On August 15th, Marcus Fiesel’s foster mother reported to authorities that he had wandered away at an Anderson Township park. In reality the developmentally disabled todler had been dead for almost two weeks. According to Hamilton County Prosecutor Joseph Deters, the couple found the boy’s body where they’d left him before their trip — in a closet at their Clermont County home.
“David Carroll then took the body to Brown County and incinerated it there,” Deters says,”more than one time. He took the remains and dumped them in the Ohio River.”
At least one state legislator is demanding a thorough investigation. According to a deputy director at the Ohio Department of Job and Family Services which oversees foster care that investigation is already underway. Rick Smith says two county child services agencies will be reviewed as well as a private company called Lifeway for Youth.

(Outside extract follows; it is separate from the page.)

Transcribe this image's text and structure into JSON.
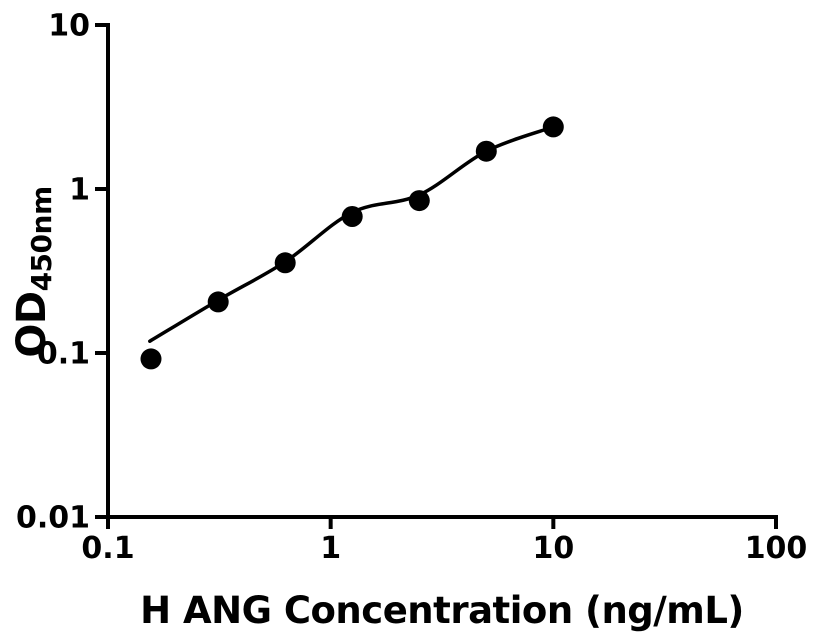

We are going to be investigating both Butler and Clermont Counties and Lifeway,” Smith says, “as well as our own agency to determine what types of oversight did or did not take place in this case.”
There are 88 county child service agencies in Ohio that recruit and license foster parents. They do so under regulation and statute set forth by the state. But there are more than 350 private companies or organizations that provide similar placements. One is Lifeways for Youth which was handling Marcus Fiesel’s foster care. An administrator at Lifeways told a Cincinnati newspaper that the Carrolls were living a “duplicitous” life.
The state’s Rick Smith would not say that county agencies are overwhelmed by the task of monitoring the more than 10,000 foster children in Ohio. But he did say there’s a shortage of families to provide that care. Marcus Fiesel’s death likely will cause changes in state rules and regulations. But Hamilton County prosecutor Joseph Deters lays responsibility for the boy’s death on the Carrolls.
“Look, the bad guys are these parent. Now should better care be exercised? Yes. But there will be a hard look to see if changes need to be made.”
On Wednesday a judge set bond at $10.1 million each. Prosecutor Deters expects the charge of involuntary homicide to be changed to murder.